Polyoxyethylene (200) polyoxypropylene (70) glycol:
Unilube 70DP-950B, Supplementary Rules, NOF Corporation or Lutrol F127, Supplementary Rules, BASF Corporation
・ Hydroxypropyl methylcellulose (hypromellose):
Metroise 60SH-4000, JP, Shin-Etsu Chemical Co., Ltd., weight average molecular weight 300,000 (g / mol), Table 1-4 used Metroze 60SH-50, JP, Shin-Etsu Chemical Co., Ltd., weight average molecular weight 7 10,000 (g / mol)
・ Polyvinylpyrrolidone:
Kollidon 90F, JP, BASF Corp .: weight average molecular weight 1 million (g / mol), Table 1-4 used Kollidon 30, JP, BASF Corp .: weight average molecular weight 50,000 (g / mol)

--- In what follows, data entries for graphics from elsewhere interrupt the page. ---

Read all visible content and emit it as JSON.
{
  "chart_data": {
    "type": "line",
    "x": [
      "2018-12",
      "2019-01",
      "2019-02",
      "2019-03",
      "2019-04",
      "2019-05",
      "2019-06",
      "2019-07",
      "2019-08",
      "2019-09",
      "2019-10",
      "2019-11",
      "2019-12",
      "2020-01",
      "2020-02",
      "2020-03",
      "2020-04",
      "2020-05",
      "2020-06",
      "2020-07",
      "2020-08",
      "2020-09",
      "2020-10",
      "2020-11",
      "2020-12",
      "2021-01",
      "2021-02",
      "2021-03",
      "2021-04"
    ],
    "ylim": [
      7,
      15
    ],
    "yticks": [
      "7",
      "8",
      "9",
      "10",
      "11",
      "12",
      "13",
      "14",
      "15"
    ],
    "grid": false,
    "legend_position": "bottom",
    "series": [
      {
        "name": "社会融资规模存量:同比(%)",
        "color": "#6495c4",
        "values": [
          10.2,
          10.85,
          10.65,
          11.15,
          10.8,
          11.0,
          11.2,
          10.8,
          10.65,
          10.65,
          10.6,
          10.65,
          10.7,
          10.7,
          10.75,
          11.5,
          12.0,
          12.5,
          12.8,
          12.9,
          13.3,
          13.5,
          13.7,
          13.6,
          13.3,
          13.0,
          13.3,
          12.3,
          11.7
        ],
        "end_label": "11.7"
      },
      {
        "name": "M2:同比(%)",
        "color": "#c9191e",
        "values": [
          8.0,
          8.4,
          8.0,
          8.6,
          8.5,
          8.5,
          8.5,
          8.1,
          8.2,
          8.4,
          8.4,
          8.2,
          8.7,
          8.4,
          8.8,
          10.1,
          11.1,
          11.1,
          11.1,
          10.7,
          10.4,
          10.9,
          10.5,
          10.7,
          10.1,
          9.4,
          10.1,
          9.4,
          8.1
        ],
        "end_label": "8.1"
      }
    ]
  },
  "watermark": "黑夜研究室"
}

-Polyoxyethylene monooleate (20) sorbitan (polysorbate 80):
Rheodor TW-0120V, JP, Kao Corporation
Polyoxyethylene hydrogenated castor oil 60:
HCO-60 (for medical use), supplementary regulations, Nikko Chemicals Co., Ltd.
・ Polyvinyl alcohol:
Gohsenol EG-05, Nippon Synthetic Chemistry / Methylcellulose:
Metrows SM-4000, JP, Shin-Etsu Chemical Co., Ltd.

Claims (8)

(A) Vitamin A,
(B) Nonionic surfactant 0.05-1.5 W / V%,
An ophthalmic composition containing (C) hydroxypropylmethylcellulose 0.1 to 0.8 W / V% and (D) polyvinylpyrrolidone.   The ophthalmic composition according to claim 1, wherein the mass ratio represented by (C) :( D) is 1.5: 1 to 30: 1.   The ophthalmic composition according to claim 1 or 2, wherein the content of the component (D) is 0.01 to 0.5 g / 100 mL.   The ophthalmic composition according to any one of claims 1 to 3, wherein the component (A) is at least one member selected from retinol palmitate, retinol acetate, and retinoic acid.   The ophthalmic composition according to any one of claims 1 to 4, wherein the component (B) is at least one selected from polyoxyethylene polyoxypropylene glycol, polyoxyethylene hydrogenated castor oil, and polyoxyethylene sorbitan fatty acid ester. object.   (C) The weight average molecular weight of hydroxypropyl methylcellulose is 5 to 600,000 (g / mol), The ophthalmic composition of any one of Claims 1-5.   The weight average molecular weight of (D) polyvinylpyrrolidone is 3 to 1.5 million (g / mol), The ophthalmic composition according to any one of claims 1 to 6.   It is a dry eye therapeutic agent, The ophthalmic composition of any one of Claims 1-7.